“Yo sé que van a morir”: la historia de un padre de crianza que adopta niños con enfermedades terminales

 

 

Los niños van a morir. Mohamed Bzeek lo sabe. Pero en sus más de dos décadas como padre de crianza temporal, los acepta de todos modos: ellos son los más enfermos del extenso sistema de cuidado de crianza en el condado de Los Ángeles.

En la actualidad, Bzeek pasa largos días y noches sin dormir, cuidando a una niña de seis años de edad, postrada, con un raro defecto cerebral. La pequeña es ciega y sorda; tiene convulsiones a diario, y sus brazos y piernas están paralizados.

Bzeek, un musulmán de origen libio tranquilo y devoto, residente en Asuza, sólo quiere que la niña sepa que no está sola en esta vida. “Sé que no puede oír, ni ver, pero siempre hablo con ella”, asegura. “Siempre la sostengo en brazos, juego con ella, la toco. Ella tiene sentimientos, tiene un alma. Ella es un ser humano”. 

De los 35,000 niños controlados por el Departamento de Servicios para Niños y Familias del condado (DCFS, por sus siglas en inglés), cerca de 600 quedan, en algún momento, bajo el cuidado de la división Servicios de Manejo de Casos Médicos, que atiende a los pequeños con las necesidades de salud más severas, explicó Rosella Yousef, administradora regional asistente de la unidad.

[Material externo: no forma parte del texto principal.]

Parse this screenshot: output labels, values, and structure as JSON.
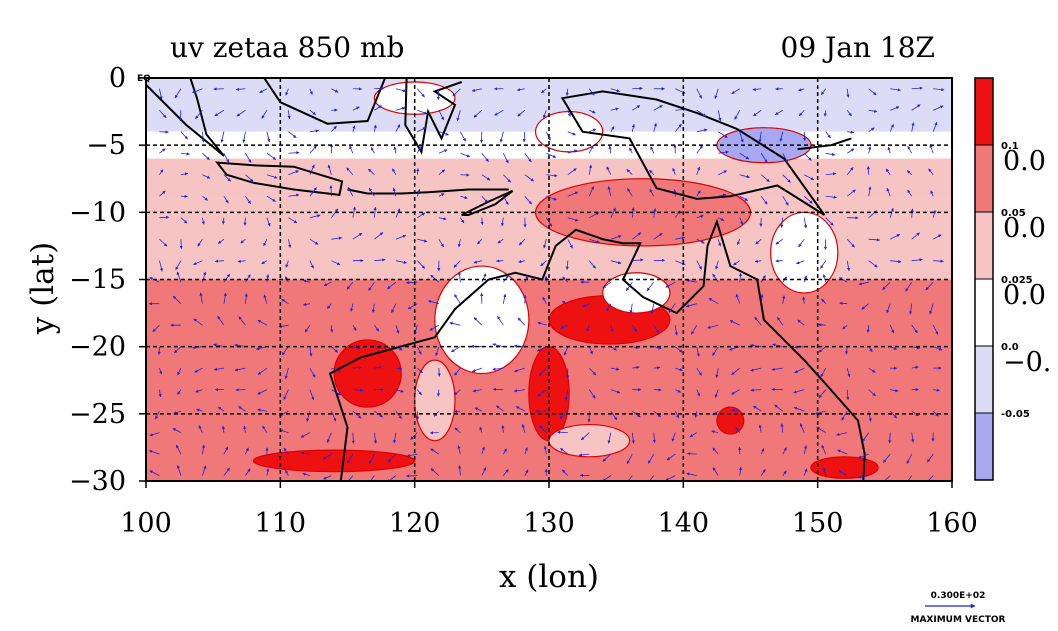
{
  "chart_data": {
    "type": "contour",
    "title": "uv zetaa 850 mb",
    "subtitle": "09 Jan 18Z",
    "xlabel": "x (lon)",
    "ylabel": "y (lat)",
    "xlim": [
      100,
      160
    ],
    "ylim": [
      -30,
      0
    ],
    "x_ticks": [
      100,
      110,
      120,
      130,
      140,
      150,
      160
    ],
    "y_ticks": [
      0,
      -5,
      -10,
      -15,
      -20,
      -25,
      -30
    ],
    "x_tick_labels": [
      "100",
      "110",
      "120",
      "130",
      "140",
      "150",
      "160"
    ],
    "y_tick_labels": [
      "0",
      "−5",
      "−10",
      "−15",
      "−20",
      "−25",
      "−30"
    ],
    "eq_label": "EQ",
    "grid": true,
    "colorbar": {
      "levels": [
        {
          "color": "#ee1111"
        },
        {
          "color": "#f07878"
        },
        {
          "color": "#f7c4c4"
        },
        {
          "color": "#ffffff"
        },
        {
          "color": "#dcdcf6"
        },
        {
          "color": "#a8a8ee"
        }
      ],
      "small_labels": [
        "0.1",
        "0.05",
        "0.025",
        "0.0",
        "-0.05"
      ],
      "big_labels": [
        "0.0",
        "0.0",
        "0.0",
        "−0."
      ]
    },
    "vector_key": {
      "value": "0.300E+02",
      "label": "MAXIMUM VECTOR"
    },
    "bands": [
      {
        "lat_top": 0,
        "lat_bottom": -4,
        "color": "#dcdcf6"
      },
      {
        "lat_top": -4,
        "lat_bottom": -6,
        "color": "#ffffff"
      },
      {
        "lat_top": -6,
        "lat_bottom": -9,
        "color": "#f7c4c4"
      },
      {
        "lat_top": -9,
        "lat_bottom": -15,
        "color": "#f7c4c4"
      },
      {
        "lat_top": -15,
        "lat_bottom": -30,
        "color": "#f07878"
      }
    ],
    "blobs": [
      {
        "lon": 116.5,
        "lat": -22,
        "rx": 2.5,
        "ry": 2.5,
        "color": "#ee1111"
      },
      {
        "lon": 134.5,
        "lat": -18,
        "rx": 4.5,
        "ry": 1.8,
        "color": "#ee1111"
      },
      {
        "lon": 130,
        "lat": -23.5,
        "rx": 1.5,
        "ry": 3.5,
        "color": "#ee1111"
      },
      {
        "lon": 114,
        "lat": -28.5,
        "rx": 6,
        "ry": 0.8,
        "color": "#ee1111"
      },
      {
        "lon": 152,
        "lat": -29,
        "rx": 2.5,
        "ry": 0.8,
        "color": "#ee1111"
      },
      {
        "lon": 143.5,
        "lat": -25.5,
        "rx": 1,
        "ry": 1,
        "color": "#ee1111"
      },
      {
        "lon": 137,
        "lat": -10,
        "rx": 8,
        "ry": 2.5,
        "color": "#f07878"
      },
      {
        "lon": 146,
        "lat": -5,
        "rx": 3.5,
        "ry": 1.3,
        "color": "#a8a8ee"
      },
      {
        "lon": 125,
        "lat": -18,
        "rx": 3.5,
        "ry": 4,
        "color": "#ffffff"
      },
      {
        "lon": 136.5,
        "lat": -16,
        "rx": 2.5,
        "ry": 1.5,
        "color": "#ffffff"
      },
      {
        "lon": 149,
        "lat": -13,
        "rx": 2.5,
        "ry": 3,
        "color": "#ffffff"
      },
      {
        "lon": 133,
        "lat": -27,
        "rx": 3,
        "ry": 1.2,
        "color": "#f7c4c4"
      },
      {
        "lon": 121.5,
        "lat": -24,
        "rx": 1.5,
        "ry": 3,
        "color": "#f7c4c4"
      },
      {
        "lon": 131.5,
        "lat": -4,
        "rx": 2.5,
        "ry": 1.5,
        "color": "#ffffff"
      },
      {
        "lon": 120,
        "lat": -1.5,
        "rx": 3,
        "ry": 1.2,
        "color": "#ffffff"
      }
    ],
    "coastlines": [
      {
        "name": "australia",
        "closed": true,
        "points": [
          [
            114.5,
            -30
          ],
          [
            115,
            -26
          ],
          [
            113.7,
            -22
          ],
          [
            116,
            -20.8
          ],
          [
            121.5,
            -19.3
          ],
          [
            123,
            -17.2
          ],
          [
            125.5,
            -15
          ],
          [
            127.5,
            -14.5
          ],
          [
            129.5,
            -15
          ],
          [
            130.5,
            -12.5
          ],
          [
            132,
            -11.3
          ],
          [
            134,
            -12
          ],
          [
            135.5,
            -12.3
          ],
          [
            136.8,
            -12.3
          ],
          [
            136,
            -14
          ],
          [
            135.5,
            -15
          ],
          [
            137,
            -16.3
          ],
          [
            139.5,
            -17.5
          ],
          [
            141.5,
            -15.5
          ],
          [
            141.8,
            -12.5
          ],
          [
            142.5,
            -10.7
          ],
          [
            143.5,
            -14
          ],
          [
            145.5,
            -15
          ],
          [
            146,
            -18
          ],
          [
            149,
            -21
          ],
          [
            150.8,
            -23
          ],
          [
            153,
            -25.5
          ],
          [
            153.5,
            -28
          ],
          [
            153.4,
            -30
          ],
          [
            114.5,
            -30
          ]
        ]
      },
      {
        "name": "new-guinea",
        "closed": true,
        "points": [
          [
            131,
            -1.5
          ],
          [
            134,
            -1
          ],
          [
            138,
            -1.6
          ],
          [
            141,
            -2.6
          ],
          [
            144,
            -3.8
          ],
          [
            147.5,
            -6
          ],
          [
            150.5,
            -10.2
          ],
          [
            147,
            -8
          ],
          [
            143.5,
            -8.8
          ],
          [
            141,
            -9
          ],
          [
            138,
            -8.2
          ],
          [
            136,
            -4.5
          ],
          [
            132.5,
            -4
          ],
          [
            131,
            -1.5
          ]
        ]
      },
      {
        "name": "borneo",
        "closed": false,
        "points": [
          [
            108.8,
            0
          ],
          [
            110,
            -1.8
          ],
          [
            113.5,
            -3.4
          ],
          [
            116.5,
            -3.2
          ],
          [
            117.8,
            0
          ]
        ]
      },
      {
        "name": "sumatra",
        "closed": false,
        "points": [
          [
            100,
            -0.5
          ],
          [
            103,
            -3.5
          ],
          [
            104.6,
            -4.8
          ],
          [
            105.8,
            -5.8
          ],
          [
            104.5,
            -4.2
          ],
          [
            103.8,
            -1.5
          ],
          [
            103.3,
            0
          ]
        ]
      },
      {
        "name": "java",
        "closed": true,
        "points": [
          [
            105.3,
            -6.3
          ],
          [
            108,
            -6.5
          ],
          [
            111,
            -6.6
          ],
          [
            114.6,
            -7.7
          ],
          [
            114.4,
            -8.7
          ],
          [
            111,
            -8.3
          ],
          [
            108,
            -7.8
          ],
          [
            106,
            -7.2
          ],
          [
            105.3,
            -6.3
          ]
        ]
      },
      {
        "name": "nusa-tenggara",
        "closed": false,
        "points": [
          [
            115,
            -8.3
          ],
          [
            116.5,
            -8.6
          ],
          [
            119,
            -8.6
          ],
          [
            121,
            -8.5
          ],
          [
            124,
            -8.3
          ],
          [
            127,
            -8.3
          ]
        ]
      },
      {
        "name": "timor",
        "closed": true,
        "points": [
          [
            123.5,
            -10.2
          ],
          [
            125.5,
            -9.2
          ],
          [
            127.3,
            -8.4
          ],
          [
            126,
            -9.4
          ],
          [
            124,
            -10.2
          ],
          [
            123.5,
            -10.2
          ]
        ]
      },
      {
        "name": "sulawesi",
        "closed": false,
        "points": [
          [
            119.4,
            0
          ],
          [
            119.3,
            -3.5
          ],
          [
            120.5,
            -5.5
          ],
          [
            121,
            -2.5
          ],
          [
            122,
            -4.5
          ],
          [
            123,
            -2
          ],
          [
            121.5,
            -1
          ],
          [
            123.5,
            -0.3
          ]
        ]
      },
      {
        "name": "new-britain",
        "closed": false,
        "points": [
          [
            148.5,
            -5.3
          ],
          [
            151,
            -5
          ],
          [
            152.5,
            -4.5
          ]
        ]
      }
    ]
  }
}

Hay una extrema necesidad de padres adoptivos para cuidar de estos niños. Y sólo hay una persona como Bzeek. “Si alguien nos llama y nos dice: ‘Este pequeño debe estar en cuidados hogareños para pacientes terminales’, sólo hay un nombre en quien pensamos”, afirmó Melissa Testerman, una coordinadora del programa de DCFS que encuentra cuidadores para niños enfermos. Él es el único que acepta a un pequeño cuando nadie más lo hace”.

Bzeek comenzó a cuidar de niños de acogida con Dawn en 1989. A menudo, los pequeños estaban enfermos. Su primera experiencia de la muerte de una pequeña adoptada fue en 1991. Ella era la hija de una trabajadora agrícola, que estaba embarazada cuando aspiró tóxicos rociados sobre las cosechas. La bebé nació con un problema en la columna vertebral, necesitaba de una escayola completa y no tenía siquiera un año cuando murió, el 4 de julio de ese año, mientras los Bzeek preparaban la cena. “Me hizo tanto daño su muerte”, recuerda Bzeek, mirando una fotografía de la pequeña niña, con un vestido blanco, en un ataúd rodeado de flores amarillas.

A mediados de los años 1990, los Bzeek decidieron cuidar específicamente a los niños con enfermedades terminales que tenían órdenes de no ser resucitados porque nadie más los adoptaría. Entre ellos hubo un pequeño con síndrome de intestino corto, que fue hospitalizado 167 veces en su vida de ocho años. Jamás podía comer alimentos sólidos, pero los Bzeek lo sentaba a la mesa para la cena, con su propio plato vacío y una cuchara, para que compartiera el momento con ellos como una familia.

También hubo una niña con la misma enfermedad cerebral que la actual hija de Bzeek, quien vivió ocho días desde que la llevaron a su hogar. Era tan delgada que, cuando falleció, un fabricante de muñecas hizo su traje para el funeral. Bzeek llevó el pequeño ataúd en sus manos, como una caja de zapatos. “La clave es que tienes que amarlos como si fueran tuyos”, remarcó Bzeek recientemente. “Sé que están enfermos. Sé que van a morir. Hago mi mejor esfuerzo como ser humano y dejo el resto a Dios”.

El único hijo biológico de Bzeek, Adam, nació en 1997, con enfermedad ósea frágil y enanismo. Era un niño tan frágil que cambiar su pañal o calcetines podía romper sus huesos.

Él jamás se sintió enojado por las discapacidades de su propio hijo. Lo amó siempre tal como era. “Así fue como Dios lo creó”, afirma.